Connor pinched the bridge of his nose. “Oh, please, Sloane. You wouldn’t last five minutes without your therapist and your personal trainer.”

“Yes, I would,” she insisted. “I think that’s half the problem. I expect too much from myself. I keep paying other people to make me perfect and happy. But maybe there’s no such thing as perfect, and I think I just need to eat some pasta and not worry about it.”

Connor sat down and pressed the heels of his hands to his eyeballs. “I can’t deal with this right now.”

“Fine,” Sloane said, standing quickly. “I’ll go and take the kids for another walk.”

He watched her head for the door. “You say that like it’s a threat. Oh no! I have to stop my poor sister from this terrible self-inflicted torture where she takes her kids outside to play!”

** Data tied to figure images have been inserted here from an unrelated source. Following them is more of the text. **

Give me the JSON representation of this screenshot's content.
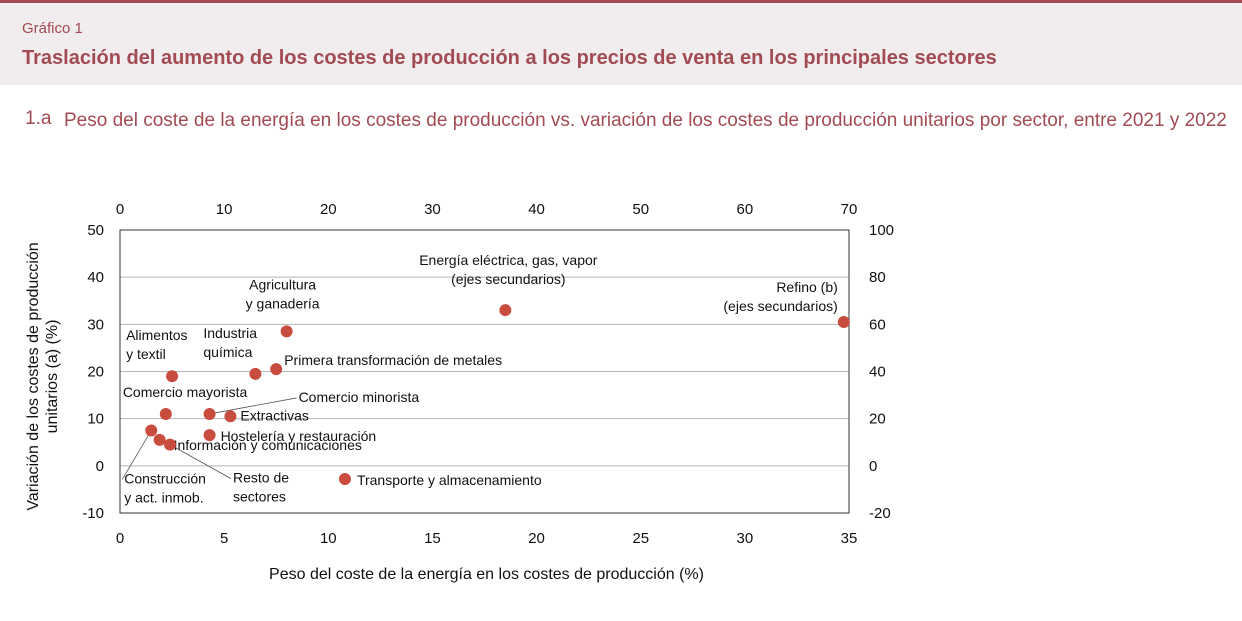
{
  "header": {
    "figure_label": "Gráfico 1",
    "title": "Traslación del aumento de los costes de producción a los precios de venta en los principales sectores"
  },
  "subchart": {
    "number": "1.a",
    "title": "Peso del coste de la energía en los costes de producción vs. variación de los costes de producción unitarios por sector, entre 2021 y 2022"
  },
  "colors": {
    "accent": "#a24b52",
    "marker": "#c94d3f",
    "header_bg": "#f1eced"
  },
  "chart_data": {
    "type": "scatter",
    "xlabel": "Peso del coste de la energía en los costes de producción (%)",
    "ylabel": "Variación de los costes de producción unitarios (a) (%)",
    "xlim": [
      0,
      35
    ],
    "ylim": [
      -10,
      50
    ],
    "x2lim": [
      0,
      70
    ],
    "y2lim": [
      -20,
      100
    ],
    "x_ticks": [
      0,
      5,
      10,
      15,
      20,
      25,
      30,
      35
    ],
    "y_ticks": [
      -10,
      0,
      10,
      20,
      30,
      40,
      50
    ],
    "x2_ticks": [
      0,
      10,
      20,
      30,
      40,
      50,
      60,
      70
    ],
    "y2_ticks": [
      -20,
      0,
      20,
      40,
      60,
      80,
      100
    ],
    "grid": "horizontal",
    "points": [
      {
        "name": "Alimentos y textil",
        "x": 2.5,
        "y": 19,
        "axes": "primary"
      },
      {
        "name": "Industria química",
        "x": 6.5,
        "y": 19.5,
        "axes": "primary"
      },
      {
        "name": "Agricultura y ganadería",
        "x": 8,
        "y": 28.5,
        "axes": "primary"
      },
      {
        "name": "Primera transformación de metales",
        "x": 7.5,
        "y": 20.5,
        "axes": "primary"
      },
      {
        "name": "Comercio mayorista",
        "x": 2.2,
        "y": 11,
        "axes": "primary"
      },
      {
        "name": "Comercio minorista",
        "x": 4.3,
        "y": 11,
        "axes": "primary"
      },
      {
        "name": "Extractivas",
        "x": 5.3,
        "y": 10.5,
        "axes": "primary"
      },
      {
        "name": "Hostelería y restauración",
        "x": 4.3,
        "y": 6.5,
        "axes": "primary"
      },
      {
        "name": "Construcción y act. inmob.",
        "x": 1.5,
        "y": 7.5,
        "axes": "primary"
      },
      {
        "name": "Información y comunicaciones",
        "x": 1.9,
        "y": 5.5,
        "axes": "primary"
      },
      {
        "name": "Resto de sectores",
        "x": 2.4,
        "y": 4.5,
        "axes": "primary"
      },
      {
        "name": "Transporte y almacenamiento",
        "x": 10.8,
        "y": -2.8,
        "axes": "primary"
      },
      {
        "name": "Energía eléctrica, gas, vapor (ejes secundarios)",
        "x": 37,
        "y": 66,
        "axes": "secondary"
      },
      {
        "name": "Refino (b) (ejes secundarios)",
        "x": 69.5,
        "y": 61,
        "axes": "secondary"
      }
    ],
    "point_labels": [
      {
        "lines": [
          "Alimentos",
          "y textil"
        ],
        "anchor": "start",
        "dx": -46,
        "dy": -36
      },
      {
        "lines": [
          "Industria",
          "química"
        ],
        "anchor": "start",
        "dx": -52,
        "dy": -36
      },
      {
        "lines": [
          "Agricultura",
          "y ganadería"
        ],
        "anchor": "middle",
        "dx": -4,
        "dy": -42
      },
      {
        "lines": [
          "Primera transformación de metales"
        ],
        "anchor": "start",
        "dx": 8,
        "dy": -4
      },
      {
        "lines": [
          "Comercio mayorista"
        ],
        "anchor": "start",
        "dx": -43,
        "dy": -17
      },
      {
        "lines": [
          "Comercio minorista"
        ],
        "anchor": "start",
        "dx": 89,
        "dy": -12,
        "leader": true
      },
      {
        "lines": [
          "Extractivas"
        ],
        "anchor": "start",
        "dx": 10,
        "dy": 4
      },
      {
        "lines": [
          "Hostelería y restauración"
        ],
        "anchor": "start",
        "dx": 11,
        "dy": 6
      },
      {
        "lines": [
          "Construcción",
          "y act. inmob."
        ],
        "anchor": "start",
        "dx": -27,
        "dy": 53,
        "leader": true
      },
      {
        "lines": [
          "Información y comunicaciones"
        ],
        "anchor": "start",
        "dx": 14,
        "dy": 10,
        "leader": true
      },
      {
        "lines": [
          "Resto de",
          "sectores"
        ],
        "anchor": "start",
        "dx": 63,
        "dy": 38,
        "leader": true
      },
      {
        "lines": [
          "Transporte y almacenamiento"
        ],
        "anchor": "start",
        "dx": 12,
        "dy": 6
      },
      {
        "lines": [
          "Energía eléctrica, gas, vapor",
          "(ejes secundarios)"
        ],
        "anchor": "middle",
        "dx": 3,
        "dy": -45
      },
      {
        "lines": [
          "Refino (b)",
          "(ejes secundarios)"
        ],
        "anchor": "end",
        "dx": -6,
        "dy": -30
      }
    ]
  }
}
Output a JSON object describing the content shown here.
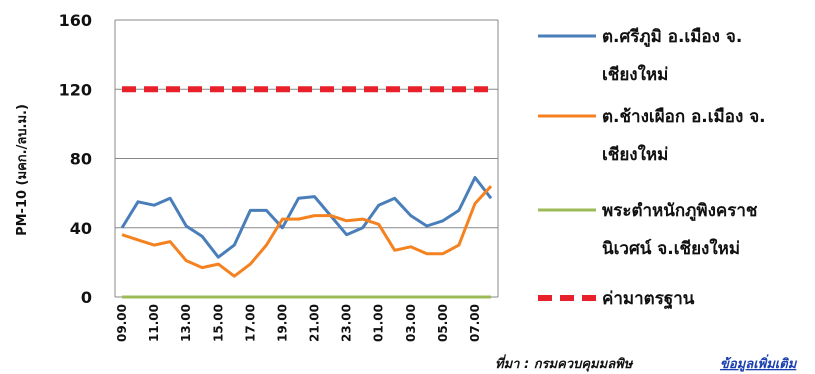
{
  "chart_data": {
    "type": "line",
    "ylabel": "PM-10 (มคก./ลบ.ม.)",
    "ylim": [
      0,
      160
    ],
    "yticks": [
      0,
      40,
      80,
      120,
      160
    ],
    "grid": true,
    "legend_position": "right",
    "x": [
      "09.00",
      "10.00",
      "11.00",
      "12.00",
      "13.00",
      "14.00",
      "15.00",
      "16.00",
      "17.00",
      "18.00",
      "19.00",
      "20.00",
      "21.00",
      "22.00",
      "23.00",
      "24.00",
      "01.00",
      "02.00",
      "03.00",
      "04.00",
      "05.00",
      "06.00",
      "07.00",
      "08.00"
    ],
    "x_tick_labels": [
      "09.00",
      "11.00",
      "13.00",
      "15.00",
      "17.00",
      "19.00",
      "21.00",
      "23.00",
      "01.00",
      "03.00",
      "05.00",
      "07.00"
    ],
    "series": [
      {
        "name": "ต.ศรีภูมิ อ.เมือง จ.เชียงใหม่",
        "name_lines": [
          "ต.ศรีภูมิ อ.เมือง จ.",
          "เชียงใหม่"
        ],
        "color": "#4a7ebb",
        "style": "solid",
        "values": [
          40,
          55,
          53,
          57,
          41,
          35,
          23,
          30,
          50,
          50,
          40,
          57,
          58,
          47,
          36,
          40,
          53,
          57,
          47,
          41,
          44,
          50,
          69,
          57
        ]
      },
      {
        "name": "ต.ช้างเผือก อ.เมือง จ.เชียงใหม่",
        "name_lines": [
          "ต.ช้างเผือก อ.เมือง จ.",
          "เชียงใหม่"
        ],
        "color": "#f58220",
        "style": "solid",
        "values": [
          36,
          33,
          30,
          32,
          21,
          17,
          19,
          12,
          19,
          30,
          45,
          45,
          47,
          47,
          44,
          45,
          42,
          27,
          29,
          25,
          25,
          30,
          54,
          64
        ]
      },
      {
        "name": "พระตำหนักภูพิงคราชนิเวศน์ จ.เชียงใหม่",
        "name_lines": [
          "พระตำหนักภูพิงคราช",
          "นิเวศน์ จ.เชียงใหม่"
        ],
        "color": "#9bbb59",
        "style": "solid",
        "values": [
          0,
          0,
          0,
          0,
          0,
          0,
          0,
          0,
          0,
          0,
          0,
          0,
          0,
          0,
          0,
          0,
          0,
          0,
          0,
          0,
          0,
          0,
          0,
          0
        ]
      },
      {
        "name": "ค่ามาตรฐาน",
        "name_lines": [
          "ค่ามาตรฐาน"
        ],
        "color": "#e8202a",
        "style": "dashed",
        "values": [
          120,
          120,
          120,
          120,
          120,
          120,
          120,
          120,
          120,
          120,
          120,
          120,
          120,
          120,
          120,
          120,
          120,
          120,
          120,
          120,
          120,
          120,
          120,
          120
        ]
      }
    ]
  },
  "footer": {
    "source": "ที่มา : กรมควบคุมมลพิษ",
    "link": "ข้อมูลเพิ่มเติม"
  }
}
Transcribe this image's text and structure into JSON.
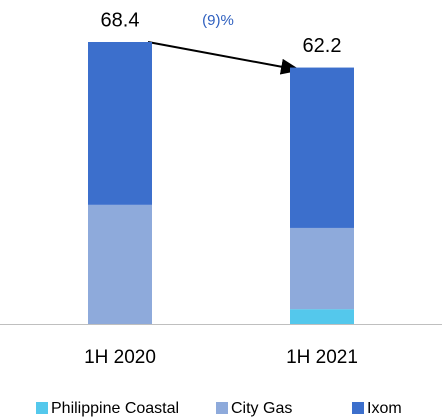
{
  "chart_data": {
    "type": "bar",
    "stacked": true,
    "categories": [
      "1H 2020",
      "1H 2021"
    ],
    "series": [
      {
        "name": "Philippine Coastal",
        "color": "#54c8ec",
        "values": [
          0,
          3.6
        ]
      },
      {
        "name": "City Gas",
        "color": "#8eaadb",
        "values": [
          28.9,
          19.7
        ]
      },
      {
        "name": "Ixom",
        "color": "#3c6fcc",
        "values": [
          39.5,
          38.9
        ]
      }
    ],
    "totals": [
      68.4,
      62.2
    ],
    "annotation": "(9)%"
  }
}
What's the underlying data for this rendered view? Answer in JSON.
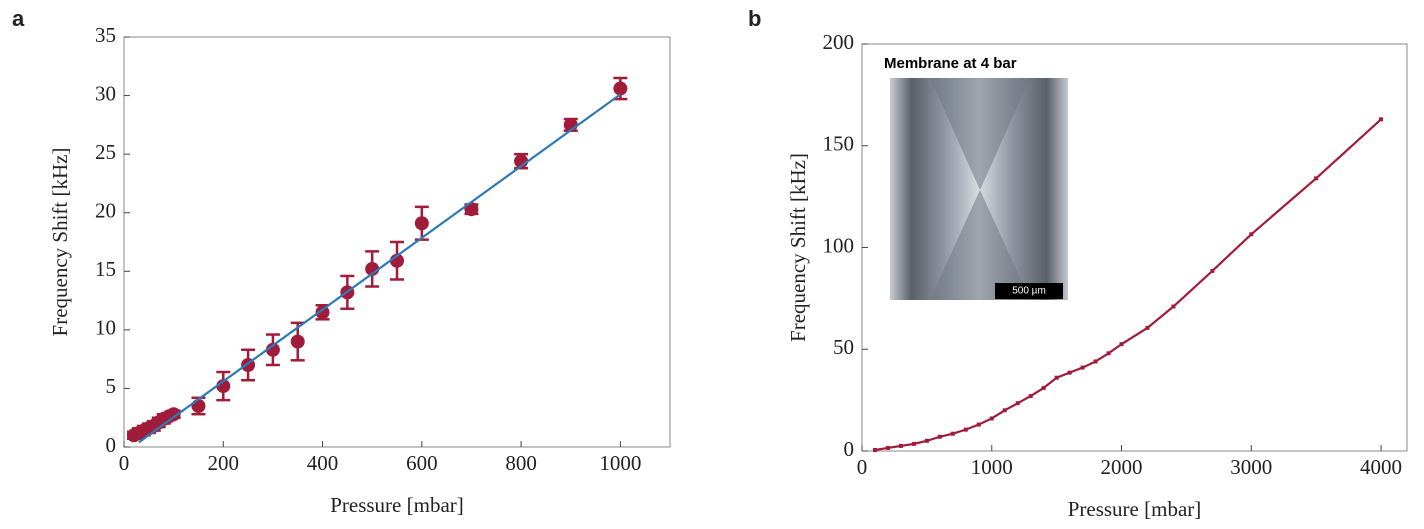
{
  "chart_data": [
    {
      "type": "scatter",
      "panel_label": "a",
      "x_label": "Pressure [mbar]",
      "y_label": "Frequency Shift [kHz]",
      "xlim": [
        0,
        1100
      ],
      "xticks": [
        0,
        200,
        400,
        600,
        800,
        1000
      ],
      "ylim": [
        0,
        35
      ],
      "yticks": [
        0,
        5,
        10,
        15,
        20,
        25,
        30,
        35
      ],
      "series": [
        {
          "mode": "markers",
          "color": "#a01c3a",
          "x": [
            20,
            30,
            40,
            50,
            60,
            70,
            80,
            90,
            100,
            150,
            200,
            250,
            300,
            350,
            400,
            450,
            500,
            550,
            600,
            700,
            800,
            900,
            1000
          ],
          "values": [
            1.0,
            1.2,
            1.4,
            1.6,
            1.8,
            2.1,
            2.4,
            2.6,
            2.8,
            3.5,
            5.2,
            7.0,
            8.3,
            9.0,
            11.5,
            13.2,
            15.2,
            15.9,
            19.1,
            20.3,
            24.4,
            27.5,
            30.6
          ],
          "errors": [
            0.3,
            0.4,
            0.4,
            0.4,
            0.4,
            0.4,
            0.4,
            0.3,
            0.3,
            0.7,
            1.2,
            1.3,
            1.3,
            1.6,
            0.6,
            1.4,
            1.5,
            1.6,
            1.4,
            0.4,
            0.6,
            0.5,
            0.9
          ]
        },
        {
          "mode": "line",
          "color": "#2b7bb9",
          "x": [
            30,
            1000
          ],
          "values": [
            0.4,
            30.1
          ]
        }
      ]
    },
    {
      "type": "line",
      "panel_label": "b",
      "x_label": "Pressure [mbar]",
      "y_label": "Frequency Shift [kHz]",
      "xlim": [
        0,
        4200
      ],
      "xticks": [
        0,
        1000,
        2000,
        3000,
        4000
      ],
      "ylim": [
        0,
        200
      ],
      "yticks": [
        0,
        50,
        100,
        150,
        200
      ],
      "inset": {
        "title": "Membrane at 4 bar",
        "scale_label": "500 µm"
      },
      "series": [
        {
          "mode": "line markers",
          "color": "#a01c3a",
          "x": [
            100,
            200,
            300,
            400,
            500,
            600,
            700,
            800,
            900,
            1000,
            1100,
            1200,
            1300,
            1400,
            1500,
            1600,
            1700,
            1800,
            1900,
            2000,
            2200,
            2400,
            2700,
            3000,
            3500,
            4000
          ],
          "values": [
            0.5,
            1.5,
            2.5,
            3.5,
            5,
            7,
            8.5,
            10.5,
            13,
            16,
            20,
            23.5,
            27,
            31,
            36,
            38.5,
            41,
            44,
            48,
            52.5,
            60.5,
            71,
            88.5,
            106.5,
            134,
            163
          ]
        }
      ]
    }
  ]
}
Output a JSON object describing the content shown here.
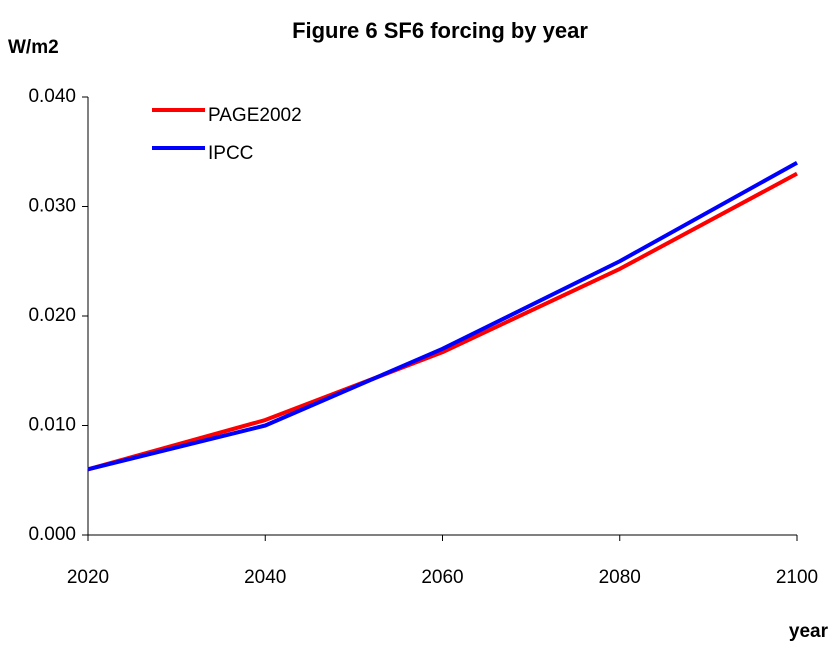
{
  "chart_data": {
    "type": "line",
    "title": "Figure 6 SF6 forcing by year",
    "ylabel": "W/m2",
    "xlabel": "year",
    "x": [
      2020,
      2040,
      2060,
      2080,
      2100
    ],
    "series": [
      {
        "name": "PAGE2002",
        "color": "#ff0000",
        "values": [
          0.006,
          0.0105,
          0.0167,
          0.0243,
          0.033
        ]
      },
      {
        "name": "IPCC",
        "color": "#0000ff",
        "values": [
          0.006,
          0.01,
          0.017,
          0.025,
          0.034
        ]
      }
    ],
    "xlim": [
      2020,
      2100
    ],
    "xticks": [
      2020,
      2040,
      2060,
      2080,
      2100
    ],
    "ylim": [
      0,
      0.04
    ],
    "yticks": [
      {
        "value": 0,
        "label": "0.000"
      },
      {
        "value": 0.01,
        "label": "0.010"
      },
      {
        "value": 0.02,
        "label": "0.020"
      },
      {
        "value": 0.03,
        "label": "0.030"
      },
      {
        "value": 0.04,
        "label": "0.040"
      }
    ],
    "grid": false
  }
}
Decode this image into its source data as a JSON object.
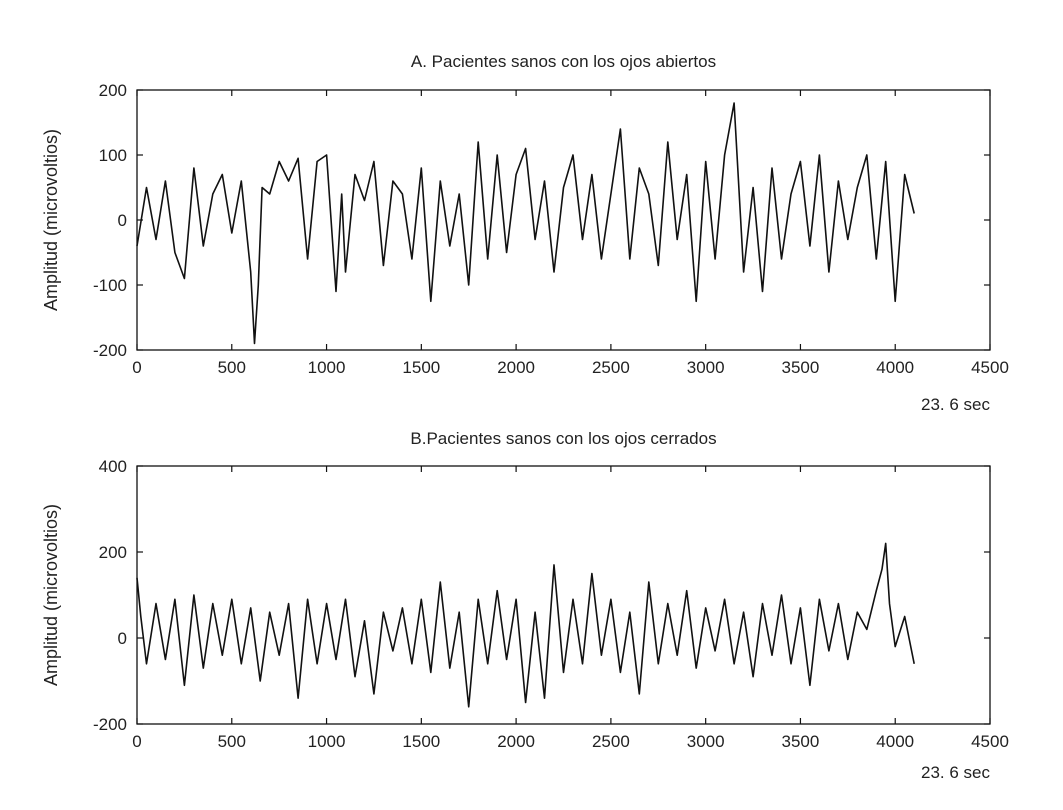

“Like I said. Jerk.” Sloane walked out.

Returning to her own room, she found Evan and Chloe sitting on opposite sides of the sofa, staring at their phones.

“Hey, you guys!” she sang cheerfully, smiling. “How about we go outside and see if the grapes look ready to harvest? Maybe we could help pick some.”

Evan glared at her with contempt. “They don’t need our help, Mom. And we don’t know anything about grapes.”

“But wouldn’t it be fun to learn?” she suggested, full of enthusiasm.

“No.” He looked back down at his phone.

“Chloe, how about you?” Sloane asked with a smile, speaking in a singsong voice, trying desperately to tempt her. “Want to go check out the vineyard?”

“Mom! We did that this morning,” Chloe replied in that whiny tone of voice that made Sloane want to rip her own hair out.

What was wrong with her daughter? Didn’t she understand how important it was to be charming and charismatic?